J’ai appris la fermeture du Cégep en jetant un œil à mon téléphone. J’ai reçu la nouvelle avec un immense soulagement. La semaine de relâche était sur le point de commencer, mais je sentais bien qu’une semaine n’allait pas suffire. J’étais épuisé. Début mars, j’avais du mal à trouver le sommeil et il y avait des moments où je perdais complètement le fil de ce que racontait le prof à l’avant de la classe. La fatigue s’accumulait depuis longtemps. Les quelques soirs où je travaillais comme serveur était devenus des épreuves insurmontables. J’avais laissé tomber la course, puis le peu de vie sociale qui me restait. Je suis doté d’une très grande capacité d’adaptation, mais au cours des dernières années, j’ai poussé cette faculté jusqu’à ses dernières limites.

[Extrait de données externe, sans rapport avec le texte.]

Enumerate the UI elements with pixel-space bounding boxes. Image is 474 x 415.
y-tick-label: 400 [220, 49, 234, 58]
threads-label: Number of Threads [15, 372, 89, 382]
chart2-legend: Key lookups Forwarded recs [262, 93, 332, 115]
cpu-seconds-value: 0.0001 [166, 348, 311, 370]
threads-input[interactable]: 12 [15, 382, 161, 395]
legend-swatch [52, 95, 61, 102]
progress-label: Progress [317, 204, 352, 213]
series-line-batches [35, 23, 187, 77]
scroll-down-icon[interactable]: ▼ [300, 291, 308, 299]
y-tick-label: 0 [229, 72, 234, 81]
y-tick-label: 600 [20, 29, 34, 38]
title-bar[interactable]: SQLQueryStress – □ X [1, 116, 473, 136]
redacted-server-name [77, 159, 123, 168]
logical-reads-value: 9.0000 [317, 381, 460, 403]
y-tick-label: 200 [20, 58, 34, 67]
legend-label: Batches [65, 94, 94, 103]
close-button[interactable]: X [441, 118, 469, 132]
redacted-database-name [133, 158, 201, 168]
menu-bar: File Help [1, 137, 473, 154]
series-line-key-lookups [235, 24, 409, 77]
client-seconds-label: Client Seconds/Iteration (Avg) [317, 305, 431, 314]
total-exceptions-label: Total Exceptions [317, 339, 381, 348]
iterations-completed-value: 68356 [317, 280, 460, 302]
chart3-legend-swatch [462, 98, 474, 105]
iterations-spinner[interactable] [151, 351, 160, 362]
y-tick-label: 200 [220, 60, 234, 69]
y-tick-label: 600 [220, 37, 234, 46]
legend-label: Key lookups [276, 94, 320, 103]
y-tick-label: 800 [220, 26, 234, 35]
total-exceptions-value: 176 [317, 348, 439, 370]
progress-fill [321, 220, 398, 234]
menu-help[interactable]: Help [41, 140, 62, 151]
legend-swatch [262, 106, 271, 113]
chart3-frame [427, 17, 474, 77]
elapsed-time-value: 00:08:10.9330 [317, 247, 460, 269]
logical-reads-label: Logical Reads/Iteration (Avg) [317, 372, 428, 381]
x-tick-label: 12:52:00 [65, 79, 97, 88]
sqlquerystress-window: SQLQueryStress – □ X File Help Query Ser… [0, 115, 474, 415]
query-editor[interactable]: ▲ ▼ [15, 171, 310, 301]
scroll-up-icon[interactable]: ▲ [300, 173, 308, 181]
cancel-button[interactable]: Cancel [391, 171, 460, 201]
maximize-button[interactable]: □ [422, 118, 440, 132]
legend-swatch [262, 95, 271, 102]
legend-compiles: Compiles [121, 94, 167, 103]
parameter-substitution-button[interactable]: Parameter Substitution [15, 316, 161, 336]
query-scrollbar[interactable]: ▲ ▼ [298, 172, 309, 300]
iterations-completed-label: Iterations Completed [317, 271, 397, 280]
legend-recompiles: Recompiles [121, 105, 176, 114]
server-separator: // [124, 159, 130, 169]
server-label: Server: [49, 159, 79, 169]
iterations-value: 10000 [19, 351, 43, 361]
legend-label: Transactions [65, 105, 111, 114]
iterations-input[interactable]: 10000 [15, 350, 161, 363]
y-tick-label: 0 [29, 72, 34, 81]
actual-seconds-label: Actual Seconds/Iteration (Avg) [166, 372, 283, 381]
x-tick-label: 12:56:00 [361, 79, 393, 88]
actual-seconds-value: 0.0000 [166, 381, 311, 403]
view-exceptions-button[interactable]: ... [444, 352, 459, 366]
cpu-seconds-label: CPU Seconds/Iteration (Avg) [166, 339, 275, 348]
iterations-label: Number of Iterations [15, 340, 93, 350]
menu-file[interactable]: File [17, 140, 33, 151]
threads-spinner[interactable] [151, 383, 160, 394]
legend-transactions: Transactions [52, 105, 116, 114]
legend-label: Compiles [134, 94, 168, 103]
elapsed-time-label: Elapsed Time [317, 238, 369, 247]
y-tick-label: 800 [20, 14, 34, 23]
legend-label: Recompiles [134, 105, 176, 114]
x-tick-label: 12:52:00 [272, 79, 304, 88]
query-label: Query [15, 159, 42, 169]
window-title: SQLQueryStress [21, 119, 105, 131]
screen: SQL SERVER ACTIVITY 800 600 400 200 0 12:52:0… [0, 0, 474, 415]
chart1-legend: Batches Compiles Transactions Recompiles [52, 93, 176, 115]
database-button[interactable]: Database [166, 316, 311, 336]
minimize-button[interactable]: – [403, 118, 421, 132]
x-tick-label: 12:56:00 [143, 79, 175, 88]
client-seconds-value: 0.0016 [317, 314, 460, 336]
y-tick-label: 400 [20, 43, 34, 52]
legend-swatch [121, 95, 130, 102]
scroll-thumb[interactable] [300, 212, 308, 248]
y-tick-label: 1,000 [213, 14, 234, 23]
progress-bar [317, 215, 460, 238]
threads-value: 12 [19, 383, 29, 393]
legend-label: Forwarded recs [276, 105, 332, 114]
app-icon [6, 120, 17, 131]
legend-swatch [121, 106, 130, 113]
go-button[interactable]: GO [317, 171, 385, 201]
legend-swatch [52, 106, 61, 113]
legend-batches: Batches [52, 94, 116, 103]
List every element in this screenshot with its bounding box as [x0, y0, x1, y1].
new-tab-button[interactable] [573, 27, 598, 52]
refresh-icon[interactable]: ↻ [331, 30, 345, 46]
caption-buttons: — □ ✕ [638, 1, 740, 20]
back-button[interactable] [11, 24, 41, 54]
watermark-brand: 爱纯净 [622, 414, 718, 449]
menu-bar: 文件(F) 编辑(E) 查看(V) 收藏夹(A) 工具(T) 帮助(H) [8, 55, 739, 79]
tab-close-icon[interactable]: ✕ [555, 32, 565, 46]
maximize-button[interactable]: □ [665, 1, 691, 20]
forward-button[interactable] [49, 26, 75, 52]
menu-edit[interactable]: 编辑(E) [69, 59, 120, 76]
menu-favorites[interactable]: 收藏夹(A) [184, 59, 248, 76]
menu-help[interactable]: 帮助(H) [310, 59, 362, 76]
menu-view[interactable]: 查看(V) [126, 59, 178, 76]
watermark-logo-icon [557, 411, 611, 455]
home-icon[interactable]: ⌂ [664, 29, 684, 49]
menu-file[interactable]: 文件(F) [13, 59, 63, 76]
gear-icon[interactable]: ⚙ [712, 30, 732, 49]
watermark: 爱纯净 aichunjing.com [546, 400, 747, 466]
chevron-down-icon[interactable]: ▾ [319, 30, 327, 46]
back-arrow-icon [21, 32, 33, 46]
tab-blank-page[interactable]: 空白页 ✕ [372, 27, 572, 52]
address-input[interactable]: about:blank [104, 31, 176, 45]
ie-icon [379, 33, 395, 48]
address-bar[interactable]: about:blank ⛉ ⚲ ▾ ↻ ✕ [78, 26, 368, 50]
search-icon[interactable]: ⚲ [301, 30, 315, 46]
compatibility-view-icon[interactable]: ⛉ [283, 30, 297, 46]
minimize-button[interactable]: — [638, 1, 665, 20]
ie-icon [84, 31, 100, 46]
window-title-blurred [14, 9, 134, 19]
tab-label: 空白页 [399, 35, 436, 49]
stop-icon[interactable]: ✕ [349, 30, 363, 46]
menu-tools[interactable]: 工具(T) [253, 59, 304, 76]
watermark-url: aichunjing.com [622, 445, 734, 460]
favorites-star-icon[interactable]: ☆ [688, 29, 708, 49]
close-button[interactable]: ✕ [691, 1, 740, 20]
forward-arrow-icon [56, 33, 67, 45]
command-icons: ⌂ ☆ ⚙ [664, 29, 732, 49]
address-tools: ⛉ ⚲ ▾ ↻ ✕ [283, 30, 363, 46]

Le soulagement (et peut-être l’excitation de la nouveauté des événements) a peu à peu fait place à la révolte. Les premières consignes des profs étaient de poursuivre comme si de rien n’était. Charge de travail, dates de remises, rien n’allait être modifié. Il faudrait finir le cours en autodidacte alors que nous commencions à peine à apprendre des choses utiles. Il faudrait finir notre film quel qu’en soit le prix. En retournant aux études, j’avais accepté de jouer le jeu. Mettre de côté tout ce que j’avais fait avant, démontrer mon humilité. Mais le programme en lui-même m’a désappointé. Je réalise que j’ai besoin de plus de créativité, de réflexion, de profondeur. Et j’ai toujours cette envie d’être utile, de participer à ma communauté, à ce qui se passe dans la société. J’ai l’impression que ce programme de formation vise d’abord à former des exécutants sur des pipelines de production, qui ne posent pas de question et qui sont prêts à tout donner à leur employeur. L’effort demandé dépassait ma volonté. Je n’allais pas sacrifier ma santé pour cet objectif…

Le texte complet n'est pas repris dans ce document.